The men saw Bassler, 35, who fired from about 100 meters away and disappeared as they shot back, Mendocino County Sheriff Tom Allman said at an evening news conference.
The men were fired upon again moments later by an unseen shooter, presumably Bassler, who they believed was trying to flank them, Allman said. They shot back, but the man did not appear or shoot again, he said.
"We are somewhat hampered in the immediate search not only because of the dense brush, also because he's shooting at them with a rifle," Allman said.
The men fired 10 shots at Bassler, but he slipped back into the forest where he's been hiding since Aug. 27, when a gunman used a similar flanking technique to shoot and kill Fort Bragg City Councilman Jere Melo, Allman said.
None of the deputies was injured. It wasn't clear whether Bassler was struck, he said.
"We were very lucky that this situation was as it was and no one was injured," Allman said.
The shooting was the second encounter with Bassler, who has remained at large since he was identified as a suspect in Melo's killing. Bassler is also suspected in the shooting death of Albion resident Matthew Coleman, who was found dead Aug. 11 on a ranch north of Westport.
Following the exchange of gunfire Thursday, a half-dozen law enforcement officers stood guard along Highway 20, 10miles west of Willits, where the road overlooks the vast swath of forest that has been the focus of the search for Bassler.
An ambulance stood by the entrance to Irmulco Road on Highway 20, six miles west of Willits, which winds down into the Noyo River drainage and Bassler's home territory.
Eight miles down the dirt road, past Irmulco, a one-time train stop, a dozen officers waited at a command post at Northspur, along what is now the Skunk Train line. Northspur is now the turnaround stop for the Skunk Train and is not far from where Thursday's gunfire took place.

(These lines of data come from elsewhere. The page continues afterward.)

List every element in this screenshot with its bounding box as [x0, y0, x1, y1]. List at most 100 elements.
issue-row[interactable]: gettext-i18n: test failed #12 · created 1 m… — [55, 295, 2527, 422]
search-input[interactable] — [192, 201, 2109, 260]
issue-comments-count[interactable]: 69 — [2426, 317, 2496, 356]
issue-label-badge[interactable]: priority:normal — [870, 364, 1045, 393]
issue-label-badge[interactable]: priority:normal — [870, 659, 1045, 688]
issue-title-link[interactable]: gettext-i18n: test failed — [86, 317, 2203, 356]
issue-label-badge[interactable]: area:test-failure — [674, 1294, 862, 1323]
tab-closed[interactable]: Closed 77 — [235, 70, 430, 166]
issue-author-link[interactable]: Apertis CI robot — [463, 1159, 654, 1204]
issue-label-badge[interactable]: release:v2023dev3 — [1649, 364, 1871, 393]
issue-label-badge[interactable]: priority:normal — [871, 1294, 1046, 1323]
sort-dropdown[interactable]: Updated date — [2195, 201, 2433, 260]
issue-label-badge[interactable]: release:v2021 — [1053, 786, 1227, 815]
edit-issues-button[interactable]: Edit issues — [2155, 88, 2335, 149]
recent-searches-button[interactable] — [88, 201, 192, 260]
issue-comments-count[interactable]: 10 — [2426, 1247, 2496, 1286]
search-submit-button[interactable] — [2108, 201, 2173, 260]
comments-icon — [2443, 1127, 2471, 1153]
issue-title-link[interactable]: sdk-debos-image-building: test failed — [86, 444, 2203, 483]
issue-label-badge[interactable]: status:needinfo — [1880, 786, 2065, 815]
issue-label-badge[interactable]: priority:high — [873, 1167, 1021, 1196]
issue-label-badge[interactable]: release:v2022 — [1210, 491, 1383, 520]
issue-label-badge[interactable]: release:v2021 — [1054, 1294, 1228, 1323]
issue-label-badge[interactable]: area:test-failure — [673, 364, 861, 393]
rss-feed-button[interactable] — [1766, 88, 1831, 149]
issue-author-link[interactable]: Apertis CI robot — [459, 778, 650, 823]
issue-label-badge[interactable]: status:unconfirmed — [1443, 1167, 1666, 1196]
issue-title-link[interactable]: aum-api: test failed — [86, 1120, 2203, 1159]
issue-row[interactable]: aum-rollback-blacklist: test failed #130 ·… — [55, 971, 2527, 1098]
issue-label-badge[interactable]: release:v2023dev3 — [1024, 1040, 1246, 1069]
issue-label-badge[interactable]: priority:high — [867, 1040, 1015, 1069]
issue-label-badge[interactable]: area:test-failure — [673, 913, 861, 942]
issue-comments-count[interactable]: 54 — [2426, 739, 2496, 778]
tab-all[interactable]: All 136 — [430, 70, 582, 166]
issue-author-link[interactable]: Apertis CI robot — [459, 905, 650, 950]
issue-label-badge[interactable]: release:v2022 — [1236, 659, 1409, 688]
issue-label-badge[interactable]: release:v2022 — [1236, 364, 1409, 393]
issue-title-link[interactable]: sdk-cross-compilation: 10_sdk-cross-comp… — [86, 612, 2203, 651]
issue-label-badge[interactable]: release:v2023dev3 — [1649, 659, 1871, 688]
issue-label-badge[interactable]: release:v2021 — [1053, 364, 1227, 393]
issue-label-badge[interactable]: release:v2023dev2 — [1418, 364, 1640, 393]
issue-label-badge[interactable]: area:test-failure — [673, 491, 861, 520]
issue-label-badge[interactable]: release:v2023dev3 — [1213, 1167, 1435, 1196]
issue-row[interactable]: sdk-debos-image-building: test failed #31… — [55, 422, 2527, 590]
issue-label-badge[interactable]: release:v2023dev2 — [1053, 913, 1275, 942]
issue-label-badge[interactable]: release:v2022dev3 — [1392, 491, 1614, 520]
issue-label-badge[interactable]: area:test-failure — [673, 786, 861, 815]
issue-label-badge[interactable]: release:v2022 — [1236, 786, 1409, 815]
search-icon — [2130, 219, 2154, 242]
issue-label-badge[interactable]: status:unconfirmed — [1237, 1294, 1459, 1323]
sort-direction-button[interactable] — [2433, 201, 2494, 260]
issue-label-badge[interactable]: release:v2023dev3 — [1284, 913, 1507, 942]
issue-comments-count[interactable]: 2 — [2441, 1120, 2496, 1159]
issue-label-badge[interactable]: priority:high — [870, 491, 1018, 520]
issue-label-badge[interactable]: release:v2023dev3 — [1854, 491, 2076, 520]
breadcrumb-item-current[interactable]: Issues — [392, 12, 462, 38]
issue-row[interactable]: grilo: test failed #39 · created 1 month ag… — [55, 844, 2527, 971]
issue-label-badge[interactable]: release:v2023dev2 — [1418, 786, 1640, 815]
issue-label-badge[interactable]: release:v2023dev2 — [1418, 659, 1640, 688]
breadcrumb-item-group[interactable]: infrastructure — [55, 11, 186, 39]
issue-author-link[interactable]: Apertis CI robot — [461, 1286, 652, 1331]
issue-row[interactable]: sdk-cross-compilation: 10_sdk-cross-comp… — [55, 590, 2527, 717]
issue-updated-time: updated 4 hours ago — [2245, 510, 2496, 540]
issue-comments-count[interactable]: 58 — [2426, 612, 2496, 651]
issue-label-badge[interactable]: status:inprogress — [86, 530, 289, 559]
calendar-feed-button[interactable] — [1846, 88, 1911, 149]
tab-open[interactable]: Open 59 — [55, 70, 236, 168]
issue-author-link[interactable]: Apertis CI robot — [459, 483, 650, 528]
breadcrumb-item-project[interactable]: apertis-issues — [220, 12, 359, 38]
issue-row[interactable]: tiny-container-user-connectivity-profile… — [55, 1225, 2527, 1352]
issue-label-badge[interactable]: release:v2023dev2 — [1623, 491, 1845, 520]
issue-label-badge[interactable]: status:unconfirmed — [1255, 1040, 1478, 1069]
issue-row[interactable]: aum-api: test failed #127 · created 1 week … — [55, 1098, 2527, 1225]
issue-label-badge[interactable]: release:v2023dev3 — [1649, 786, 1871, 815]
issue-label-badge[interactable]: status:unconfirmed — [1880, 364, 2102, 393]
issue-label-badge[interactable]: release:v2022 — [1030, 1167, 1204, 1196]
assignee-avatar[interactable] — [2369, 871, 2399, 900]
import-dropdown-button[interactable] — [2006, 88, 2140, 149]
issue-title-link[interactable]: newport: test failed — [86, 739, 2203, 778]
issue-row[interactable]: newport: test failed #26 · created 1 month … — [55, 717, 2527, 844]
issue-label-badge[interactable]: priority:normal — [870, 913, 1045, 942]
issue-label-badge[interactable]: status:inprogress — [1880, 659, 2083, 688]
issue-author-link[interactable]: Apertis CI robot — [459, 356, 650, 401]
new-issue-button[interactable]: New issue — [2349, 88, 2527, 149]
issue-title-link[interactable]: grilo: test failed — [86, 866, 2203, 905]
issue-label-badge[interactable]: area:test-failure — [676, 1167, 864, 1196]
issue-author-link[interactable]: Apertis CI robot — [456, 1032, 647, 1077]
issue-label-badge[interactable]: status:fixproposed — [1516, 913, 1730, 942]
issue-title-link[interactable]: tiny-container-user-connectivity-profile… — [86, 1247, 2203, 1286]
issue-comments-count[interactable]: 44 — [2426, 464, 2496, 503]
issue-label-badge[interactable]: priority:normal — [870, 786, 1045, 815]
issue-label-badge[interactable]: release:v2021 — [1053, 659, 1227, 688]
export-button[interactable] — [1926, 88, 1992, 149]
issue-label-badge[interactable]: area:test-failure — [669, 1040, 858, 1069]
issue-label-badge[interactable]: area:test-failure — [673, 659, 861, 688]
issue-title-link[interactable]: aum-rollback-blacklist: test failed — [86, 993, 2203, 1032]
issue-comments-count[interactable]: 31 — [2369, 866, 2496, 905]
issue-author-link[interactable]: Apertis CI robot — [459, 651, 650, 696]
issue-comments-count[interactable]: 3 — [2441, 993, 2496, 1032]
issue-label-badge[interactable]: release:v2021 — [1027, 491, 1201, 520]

The deputies who encountered the shooter are a team from the Alameda County Sheriff's Office's special response team, similar to a SWAT unit, led by a sergeant with years of experience, said Alameda County Sheriff's Capt. David Brady at Thursday's news conference in Fort Bragg. The team, two deputies and a sergeant, are "highly trained" and had been aiding in the search for Bassler since Sunday, Brady said.
A replacement unit was dispatched to the area and the men were still undergoing interviews about the encounter late Thursday, he said.
"They're doing fine at this point," Brady said.
Their identities were not released because the investigation of the shooting is ongoing, Allman said.
Dog teams, aircraft and additional ground teams were sent to the area following the 11:50a.m. encounter.
The men spotted Bassler through scopes and noted that he appeared to be wearing black clothing, Allman said.
Allman said that Bassler appeared to be wearing camouflage and light clothing in surveillance images caught of him during a weekend break-in at a vacation cabin near Northspur.